4.3. Comparison with the Related Studies
To contextualize our contributions within the broader landscape of CRC histopathology classification, we present a comprehensive comparison with recent state-of-the-art approaches in
Table 2. It synthesizes key information from
Section 2, including model architecture, dataset scale, number of classes, classification accuracy, and interpretability support.
Our proposed framework (based on YOLOv8 XLarge coupled with EigenCAM for visual explainability) achieves a testing accuracy of 96.62%across eight distinct tissue types, outperforming prior CNN- and Transformer-based systems. Notably, while Zeid et al. [
18] report accuracies of 93.3–95.0% using Vision Transformers (ViT-B/16, ViT-L/16), their models lack interpretability tools and were evaluated on unspecified datasets, limiting direct comparability and clinical applicability. Similarly, Rizalputri et al. [
33] achieved only 82.2% accuracy using traditional machine-learning methods, underscoring the performance gap between legacy classifiers and modern deep learning architectures.

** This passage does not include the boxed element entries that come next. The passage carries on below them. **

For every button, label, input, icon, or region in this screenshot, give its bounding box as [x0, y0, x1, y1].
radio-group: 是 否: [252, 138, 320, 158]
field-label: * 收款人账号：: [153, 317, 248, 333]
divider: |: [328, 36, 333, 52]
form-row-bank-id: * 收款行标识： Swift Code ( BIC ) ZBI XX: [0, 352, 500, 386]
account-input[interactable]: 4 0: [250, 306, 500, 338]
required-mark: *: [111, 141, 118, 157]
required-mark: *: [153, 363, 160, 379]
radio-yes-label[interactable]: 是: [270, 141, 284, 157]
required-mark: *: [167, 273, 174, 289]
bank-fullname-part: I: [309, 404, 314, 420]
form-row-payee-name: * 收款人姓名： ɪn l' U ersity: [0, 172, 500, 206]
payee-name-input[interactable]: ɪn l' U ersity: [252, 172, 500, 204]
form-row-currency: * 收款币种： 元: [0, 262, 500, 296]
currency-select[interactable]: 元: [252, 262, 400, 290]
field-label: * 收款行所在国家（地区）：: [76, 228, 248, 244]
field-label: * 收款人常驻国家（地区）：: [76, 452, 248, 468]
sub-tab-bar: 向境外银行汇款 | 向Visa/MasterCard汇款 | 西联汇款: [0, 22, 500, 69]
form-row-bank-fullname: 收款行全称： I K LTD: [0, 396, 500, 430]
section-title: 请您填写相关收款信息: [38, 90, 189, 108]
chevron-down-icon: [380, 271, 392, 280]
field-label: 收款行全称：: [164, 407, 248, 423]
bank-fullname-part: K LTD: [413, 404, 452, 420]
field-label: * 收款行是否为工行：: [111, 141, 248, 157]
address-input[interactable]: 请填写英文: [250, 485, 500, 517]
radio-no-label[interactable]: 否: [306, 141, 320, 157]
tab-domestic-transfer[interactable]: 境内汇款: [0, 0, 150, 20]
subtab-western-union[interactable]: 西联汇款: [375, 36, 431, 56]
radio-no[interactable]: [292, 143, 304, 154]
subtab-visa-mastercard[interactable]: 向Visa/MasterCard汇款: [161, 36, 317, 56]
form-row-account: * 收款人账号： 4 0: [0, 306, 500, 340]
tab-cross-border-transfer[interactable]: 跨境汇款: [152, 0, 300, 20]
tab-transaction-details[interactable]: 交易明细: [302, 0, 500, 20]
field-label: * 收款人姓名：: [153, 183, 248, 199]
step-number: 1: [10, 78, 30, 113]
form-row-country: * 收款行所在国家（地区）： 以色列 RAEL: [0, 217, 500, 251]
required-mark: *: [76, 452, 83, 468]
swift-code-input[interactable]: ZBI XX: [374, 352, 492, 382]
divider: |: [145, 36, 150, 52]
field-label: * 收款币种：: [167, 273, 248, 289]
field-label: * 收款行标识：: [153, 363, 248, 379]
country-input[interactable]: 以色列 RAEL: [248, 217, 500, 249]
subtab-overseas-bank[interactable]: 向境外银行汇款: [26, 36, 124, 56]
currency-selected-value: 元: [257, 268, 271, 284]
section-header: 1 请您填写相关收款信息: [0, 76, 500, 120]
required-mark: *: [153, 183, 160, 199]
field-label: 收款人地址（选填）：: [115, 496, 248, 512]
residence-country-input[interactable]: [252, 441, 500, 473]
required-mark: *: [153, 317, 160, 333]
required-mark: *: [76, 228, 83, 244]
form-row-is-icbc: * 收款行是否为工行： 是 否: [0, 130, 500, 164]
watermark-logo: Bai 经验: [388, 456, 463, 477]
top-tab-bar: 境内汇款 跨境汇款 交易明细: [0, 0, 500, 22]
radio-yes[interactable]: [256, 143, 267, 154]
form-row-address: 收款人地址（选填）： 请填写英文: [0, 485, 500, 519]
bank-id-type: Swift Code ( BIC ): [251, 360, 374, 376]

Importantly, most prior works focus on polyp detection (e.g., Lalinia et al. [
6], Guo et al. [
8]) or survival prediction (Lv et al. [
20]), rather than multiclass tissue classification, which is central to our study. Even among classification-focused studies, such as Shen et al. [
19] using MoViT, performance was reported relative to “full-dataset” benchmarks without absolute accuracy scores, and no interpretability mechanisms were integrated.
In contrast, our work not only delivers superior accuracy but also introduces clinically grounded interpretability through EigenCAM visualizations. These heatmaps enable pathologists to trace the anatomical regions driving each prediction; a critical feature for building trust and facilitating adoption in real-world diagnostic workflows. Furthermore, our use of a well-defined, publicly available dataset of 5000 annotated tiles ensures reproducibility and robust evaluation. This comparative analysis confirms that our framework represents a significant advancement: it bridges the gap between high-performance deep learning and actionable clinical insight, a combination rarely achieved in existing literature.